Geography at Easton
Curriculum Intent:
- At Easton CE Academy we value Geography as an important part of the children's entitlement to a broad and balanced curriculum.
- We believe that Geography helps to provoke and answer questions about the natural and human worlds, encouraging children to develop a greater understanding of their world and their place in it.
- As pupils progress, their growing knowledge about the world should help them to deepen their understanding of the interaction between physical and human processes, and of the formation and use of landscapes and environments.
- We want our children to gain confidence and practical experiences of geographical knowledge, understanding and skills that explain how the Earth’s features at different scales are shaped, interconnected and change over time.
Implementation:
- In EYFS pupils are given daily opportunities to explore, observe and find out about people, places, technology and the environment as part of their Understanding the World curriculum area.
- Geography is taught through unit based work in each year group. We teach about our local area and the wider UK from EYFS – Year 3, moving onto Europe and the wider world in Years 4-6.
- A skills progression is used to ensure that pupils learn a range of geographical skills progressively across the school.
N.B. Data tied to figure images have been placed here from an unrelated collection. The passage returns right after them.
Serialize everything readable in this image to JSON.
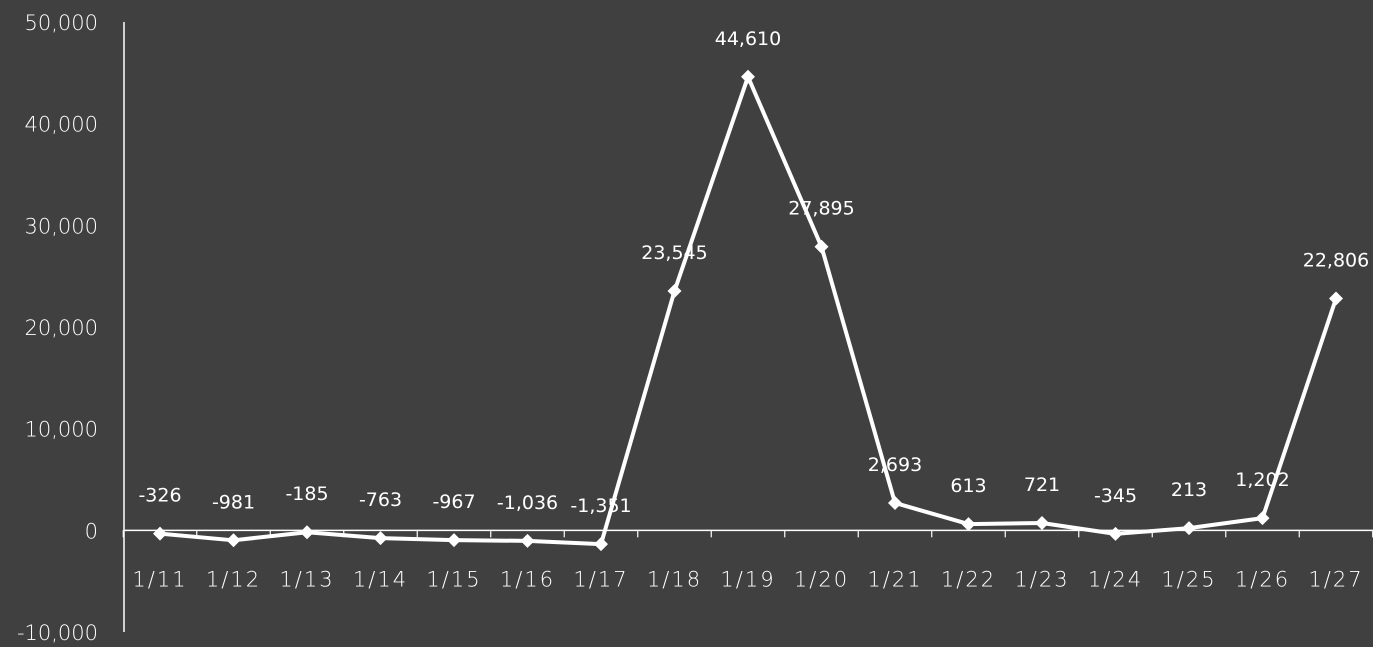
{
  "chart_data": {
    "type": "line",
    "title": "",
    "xlabel": "",
    "ylabel": "",
    "ylim": [
      -10000,
      50000
    ],
    "y_ticks": [
      50000,
      40000,
      30000,
      20000,
      10000,
      0,
      -10000
    ],
    "y_tick_labels": [
      "50,000",
      "40,000",
      "30,000",
      "20,000",
      "10,000",
      "0",
      "-10,000"
    ],
    "categories": [
      "1/11",
      "1/12",
      "1/13",
      "1/14",
      "1/15",
      "1/16",
      "1/17",
      "1/18",
      "1/19",
      "1/20",
      "1/21",
      "1/22",
      "1/23",
      "1/24",
      "1/25",
      "1/26",
      "1/27"
    ],
    "values": [
      -326,
      -981,
      -185,
      -763,
      -967,
      -1036,
      -1351,
      23545,
      44610,
      27895,
      2693,
      613,
      721,
      -345,
      213,
      1202,
      22806
    ],
    "data_labels": [
      "-326",
      "-981",
      "-185",
      "-763",
      "-967",
      "-1,036",
      "-1,351",
      "23,545",
      "44,610",
      "27,895",
      "2,693",
      "613",
      "721",
      "-345",
      "213",
      "1,202",
      "22,806"
    ],
    "grid": false,
    "legend": "none",
    "colors": {
      "background": "#404040",
      "line": "#ffffff",
      "text": "#ffffff"
    }
  }
}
- Mapping skills are taught in each year group ranging from identifying landmarks in our location and creating aerial maps to understanding how to use an atlas to identify different places and geographical features.
- Educational visits are embedded into our curriculum to ensure pupils have many opportunities to explore the local and wider area.
National Curriculum in England
The national curriculum for geography aims to ensure that all pupils:
- develop contextual knowledge of the location of globally significant places – both terrestrial and marine – including their defining physical and human characteristics and how these provide a geographical context for understanding the actions of processes
- understand the processes that give rise to key physical and human geographical features of the world, how these are interdependent and how they bring about spatial variation and change over time
- are competent in the geographical skills needed to:
- collect, analyse and communicate with a range of data gathered through experiences of fieldwork that deepen their understanding of geographical processes
- interpret a range of sources of geographical information, including maps, diagrams, globes, aerial photographs and Geographical Information Systems (GIS)
- communicate geographical information in a variety of ways, including through maps, numerical and quantitative skills and writing at length.